L’Orchestre de chambre d’Israël semble avoir retrouvé le la

Avec son nouveau jeune et dynamique maestro, il est en passe de regagner un nouveau public

L’Orchestre de chambre d’Israël est confronté à des défis : faire revenir le public perdu, attirer de nouveaux auditeurs (photo credit: ASAF KLIGER)
L’Orchestre de chambre d’Israël est confronté à des défis : faire revenir le public perdu, attirer de nouveaux auditeurs
(photo credit: ASAF KLIGER)
Le point de départ de la série vidéo à succès d’Amazon Mozart in the jungle est assez simple : le New York Symphony, l’un des soi-disant plus grands orchestres du pays, est en péril. Le public a vieilli et les concerts ne font plus recette comme autrefois. Entre alors en scène son sauveur, le jeune et charismatique maestro Rodrigo (Gaël Garcia Bernal). Le héros se lance à cœur  perdu dans une quête obstinée pour revigorer et réinventer l’orchestre – voire la musique classique elle-même – et grâce à un travail acharné, une ambition démesurée et une bonne dose de foi, lui rendre sa gloire d’antan.

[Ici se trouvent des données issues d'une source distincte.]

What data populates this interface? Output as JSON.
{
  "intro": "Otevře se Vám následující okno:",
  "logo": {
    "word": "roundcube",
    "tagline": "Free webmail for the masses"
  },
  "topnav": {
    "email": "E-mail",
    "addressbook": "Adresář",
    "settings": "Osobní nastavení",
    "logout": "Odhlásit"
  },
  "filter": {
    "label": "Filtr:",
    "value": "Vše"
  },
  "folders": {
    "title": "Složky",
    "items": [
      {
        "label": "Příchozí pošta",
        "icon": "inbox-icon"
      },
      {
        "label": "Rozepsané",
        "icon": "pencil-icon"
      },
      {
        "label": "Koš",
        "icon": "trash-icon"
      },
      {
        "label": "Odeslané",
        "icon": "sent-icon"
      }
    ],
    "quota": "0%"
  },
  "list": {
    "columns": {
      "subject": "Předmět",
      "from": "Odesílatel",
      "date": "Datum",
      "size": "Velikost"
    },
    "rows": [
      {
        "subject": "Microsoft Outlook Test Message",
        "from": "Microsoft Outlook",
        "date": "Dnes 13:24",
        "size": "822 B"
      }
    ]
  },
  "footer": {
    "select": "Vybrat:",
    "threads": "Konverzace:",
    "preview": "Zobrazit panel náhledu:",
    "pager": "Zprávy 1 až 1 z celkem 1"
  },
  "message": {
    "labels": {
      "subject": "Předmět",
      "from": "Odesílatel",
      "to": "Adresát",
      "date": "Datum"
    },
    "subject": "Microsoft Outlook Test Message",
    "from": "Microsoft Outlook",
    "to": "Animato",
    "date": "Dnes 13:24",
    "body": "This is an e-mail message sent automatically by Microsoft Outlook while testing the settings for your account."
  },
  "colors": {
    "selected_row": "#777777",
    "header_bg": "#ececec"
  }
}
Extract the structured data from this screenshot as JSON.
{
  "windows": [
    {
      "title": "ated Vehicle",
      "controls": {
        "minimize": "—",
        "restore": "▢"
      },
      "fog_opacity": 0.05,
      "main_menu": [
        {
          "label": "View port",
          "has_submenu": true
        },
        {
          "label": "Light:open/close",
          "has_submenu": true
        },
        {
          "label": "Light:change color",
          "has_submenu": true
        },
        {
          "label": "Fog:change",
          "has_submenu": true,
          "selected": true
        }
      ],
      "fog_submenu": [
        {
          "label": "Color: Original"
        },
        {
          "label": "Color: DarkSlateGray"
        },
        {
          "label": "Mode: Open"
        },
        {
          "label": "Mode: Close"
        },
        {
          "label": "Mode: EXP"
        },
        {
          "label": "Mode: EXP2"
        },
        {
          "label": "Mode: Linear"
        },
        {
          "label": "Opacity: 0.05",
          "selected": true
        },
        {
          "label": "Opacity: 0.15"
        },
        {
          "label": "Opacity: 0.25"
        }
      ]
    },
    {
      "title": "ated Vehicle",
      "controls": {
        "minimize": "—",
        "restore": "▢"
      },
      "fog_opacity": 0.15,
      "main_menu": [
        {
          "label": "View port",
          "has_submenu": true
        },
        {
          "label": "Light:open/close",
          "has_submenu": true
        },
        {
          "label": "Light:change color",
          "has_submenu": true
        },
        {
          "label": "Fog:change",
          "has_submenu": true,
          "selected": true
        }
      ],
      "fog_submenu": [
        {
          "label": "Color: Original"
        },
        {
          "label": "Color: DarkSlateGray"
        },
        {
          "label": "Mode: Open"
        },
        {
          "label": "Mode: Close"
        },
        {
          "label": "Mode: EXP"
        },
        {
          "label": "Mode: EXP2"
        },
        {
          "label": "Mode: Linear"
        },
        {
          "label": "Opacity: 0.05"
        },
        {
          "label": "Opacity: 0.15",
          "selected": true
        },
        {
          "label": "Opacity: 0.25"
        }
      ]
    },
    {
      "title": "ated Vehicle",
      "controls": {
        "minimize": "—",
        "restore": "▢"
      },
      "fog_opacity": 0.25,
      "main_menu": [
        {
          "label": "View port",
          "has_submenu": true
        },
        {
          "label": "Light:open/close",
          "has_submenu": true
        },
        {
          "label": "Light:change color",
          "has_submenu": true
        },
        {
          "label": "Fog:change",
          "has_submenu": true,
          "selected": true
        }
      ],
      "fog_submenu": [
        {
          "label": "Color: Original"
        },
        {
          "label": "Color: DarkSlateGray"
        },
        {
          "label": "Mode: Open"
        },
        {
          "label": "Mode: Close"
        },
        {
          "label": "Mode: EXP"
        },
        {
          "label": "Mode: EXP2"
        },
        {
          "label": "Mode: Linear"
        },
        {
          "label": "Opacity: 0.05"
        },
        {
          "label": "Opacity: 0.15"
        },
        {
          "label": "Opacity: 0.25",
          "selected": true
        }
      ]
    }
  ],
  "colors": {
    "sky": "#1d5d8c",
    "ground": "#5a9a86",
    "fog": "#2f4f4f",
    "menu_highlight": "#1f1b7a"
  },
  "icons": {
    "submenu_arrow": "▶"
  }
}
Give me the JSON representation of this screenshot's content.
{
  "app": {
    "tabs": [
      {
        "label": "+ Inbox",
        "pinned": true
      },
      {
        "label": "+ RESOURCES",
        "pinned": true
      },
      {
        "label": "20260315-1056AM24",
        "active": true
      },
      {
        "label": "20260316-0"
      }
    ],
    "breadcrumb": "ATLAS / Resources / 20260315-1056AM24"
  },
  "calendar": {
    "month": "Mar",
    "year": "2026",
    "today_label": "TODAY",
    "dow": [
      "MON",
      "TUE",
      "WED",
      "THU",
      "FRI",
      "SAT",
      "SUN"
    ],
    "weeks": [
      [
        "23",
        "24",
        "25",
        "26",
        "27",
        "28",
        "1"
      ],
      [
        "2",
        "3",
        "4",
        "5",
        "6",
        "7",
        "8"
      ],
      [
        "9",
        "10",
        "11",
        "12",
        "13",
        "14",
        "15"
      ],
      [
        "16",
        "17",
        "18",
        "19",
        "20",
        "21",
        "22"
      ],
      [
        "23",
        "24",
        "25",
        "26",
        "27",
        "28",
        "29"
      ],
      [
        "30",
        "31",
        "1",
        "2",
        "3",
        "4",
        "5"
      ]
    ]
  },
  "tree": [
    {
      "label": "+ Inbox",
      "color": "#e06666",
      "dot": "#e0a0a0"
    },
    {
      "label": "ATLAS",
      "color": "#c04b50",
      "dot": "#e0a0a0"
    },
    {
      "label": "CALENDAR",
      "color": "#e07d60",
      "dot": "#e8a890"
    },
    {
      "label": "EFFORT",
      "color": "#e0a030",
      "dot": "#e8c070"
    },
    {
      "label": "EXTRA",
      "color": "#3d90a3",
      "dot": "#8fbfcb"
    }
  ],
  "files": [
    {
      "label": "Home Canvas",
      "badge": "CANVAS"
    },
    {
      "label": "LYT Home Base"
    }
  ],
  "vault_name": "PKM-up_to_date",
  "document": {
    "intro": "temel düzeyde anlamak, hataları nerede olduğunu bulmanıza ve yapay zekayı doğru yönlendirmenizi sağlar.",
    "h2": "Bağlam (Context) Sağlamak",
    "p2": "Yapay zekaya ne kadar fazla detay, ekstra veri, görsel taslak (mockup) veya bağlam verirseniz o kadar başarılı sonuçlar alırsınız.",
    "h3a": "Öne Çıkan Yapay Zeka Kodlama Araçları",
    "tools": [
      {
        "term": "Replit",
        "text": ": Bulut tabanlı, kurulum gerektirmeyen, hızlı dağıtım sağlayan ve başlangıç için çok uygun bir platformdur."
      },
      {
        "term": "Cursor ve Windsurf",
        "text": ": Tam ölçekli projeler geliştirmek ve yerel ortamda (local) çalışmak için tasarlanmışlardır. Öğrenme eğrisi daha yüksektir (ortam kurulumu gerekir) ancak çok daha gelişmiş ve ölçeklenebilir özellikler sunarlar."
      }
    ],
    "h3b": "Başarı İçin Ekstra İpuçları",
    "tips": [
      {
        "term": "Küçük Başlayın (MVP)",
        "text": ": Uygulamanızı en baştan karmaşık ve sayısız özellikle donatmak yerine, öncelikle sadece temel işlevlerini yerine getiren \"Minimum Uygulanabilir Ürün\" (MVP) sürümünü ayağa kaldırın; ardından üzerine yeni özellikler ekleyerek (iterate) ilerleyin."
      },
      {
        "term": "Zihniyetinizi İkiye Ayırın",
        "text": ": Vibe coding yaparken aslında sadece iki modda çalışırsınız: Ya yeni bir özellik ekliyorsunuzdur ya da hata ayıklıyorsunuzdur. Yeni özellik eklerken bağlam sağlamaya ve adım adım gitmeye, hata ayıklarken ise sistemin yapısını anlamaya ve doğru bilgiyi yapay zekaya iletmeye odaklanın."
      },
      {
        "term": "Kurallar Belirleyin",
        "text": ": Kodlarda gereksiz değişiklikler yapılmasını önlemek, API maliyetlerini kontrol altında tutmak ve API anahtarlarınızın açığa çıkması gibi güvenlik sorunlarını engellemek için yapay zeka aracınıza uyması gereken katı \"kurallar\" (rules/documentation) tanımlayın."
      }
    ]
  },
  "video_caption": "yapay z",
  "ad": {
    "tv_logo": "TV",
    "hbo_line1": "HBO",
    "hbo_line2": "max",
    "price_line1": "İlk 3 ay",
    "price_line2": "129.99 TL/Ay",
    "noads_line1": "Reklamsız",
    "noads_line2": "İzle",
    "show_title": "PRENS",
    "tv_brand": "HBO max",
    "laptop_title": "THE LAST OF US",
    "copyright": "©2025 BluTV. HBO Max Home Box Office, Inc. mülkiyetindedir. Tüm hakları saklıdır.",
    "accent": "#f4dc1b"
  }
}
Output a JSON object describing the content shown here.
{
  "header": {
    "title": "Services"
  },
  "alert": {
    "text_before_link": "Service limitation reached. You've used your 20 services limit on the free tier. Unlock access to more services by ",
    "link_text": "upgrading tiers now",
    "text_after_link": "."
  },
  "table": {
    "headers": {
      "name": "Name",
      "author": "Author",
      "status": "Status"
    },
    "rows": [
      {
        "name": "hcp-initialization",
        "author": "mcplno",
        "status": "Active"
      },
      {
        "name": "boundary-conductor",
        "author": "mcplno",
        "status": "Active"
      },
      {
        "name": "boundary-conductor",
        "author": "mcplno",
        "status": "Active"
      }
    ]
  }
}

Les téléspectateurs qui connaissent peu ou prou le monde (réel) de la musique classique ne manqueront pas de relever çà et là quelques invraisemblances. Des auditions libres où l’on peut se précipiter à la dernière minute ? Un concert au pied levé, avec des instruments hors de prix, dans une ruelle quelconque ? Un peu tiré par les cheveux ! Mais au-delà de ces quelques extravagances, la série aborde un problème bien réel : la situation des orchestres de musique classique au XXIe siècle.
Entre réalité et fiction
Les aventures de Rodrigo sont sans doute passionnantes, et le spectateur s’y laisse volontiers prendre, vu l’audience de la série. On y rencontre une équipe de gentils musiciens, qui se battent pour vivre à fond leur passion, contre vents et marées. Au fil des épisodes, ils tireront une leçon précieuse sur la musique et sur la vie.
La réalité, malheureusement, est un peu plus compliquée, comme en témoigne le vécu d’un orchestre bien réel, pas à New York, mais à Tel-Aviv. L’histoire de l’Orchestre de chambre d’Israël (ICO) est beaucoup moins glamour, loin du strass et des paillettes hollywoodiennes. Lui aussi connaît une perte d’audience et fait face à un avenir incertain. Lui aussi a ses jeunes musiciens ambitieux et son Rodrigo de service, qui tente d’injecter un peu de sang neuf à un ensemble en péril. Jusqu’à présent, cela fonctionne : l’orchestre a élargi son public de plus de 40 % l’année dernière. Son nouveau chef d’orchestre et directeur musical, Ariel Zuckermann, 42 ans, semble avoir trouvé une tâche à sa mesure. Nommé en préparation de la saison 2015-2016 de l’ICO – sa 50e saison –, il s’est trouvé projeté au cœur d’une longue bataille épuisante pour sa survie. Comme le Rodrigo de Mozart in the jungle, lui aussi a été engagé pour tenter de sauver la mise.
La maigre part du gâteau
L’Orchestre de chambre d’Israël a été fondé en 1965 par Gary Bertini, célèbre musicien, chef d’orchestre et compositeur originaire de Bessarabie. Au fil des ans, il a collaboré avec certains des plus grands noms du classique, dont Isaac Stern et Itzhak Perlman, s’est produit à travers le pays et à l’étranger, et a acquis la réputation d’être l’un des meilleurs ensembles israéliens. Mais le tournant du siècle, hélas, ne lui a pas été tendre. Ce qui s’est passé reste un mystère, mais ce revers peut s’expliquer par un cocktail de mauvaise gestion et de graves luttes intestines. Ajoutez à cela, un public qui s’amenuise comme une peau de chagrin, d’où des rentrées d’argent de plus en plus difficiles. Sans compter la concurrence, qui semble aussi avoir joué un rôle non négligeable.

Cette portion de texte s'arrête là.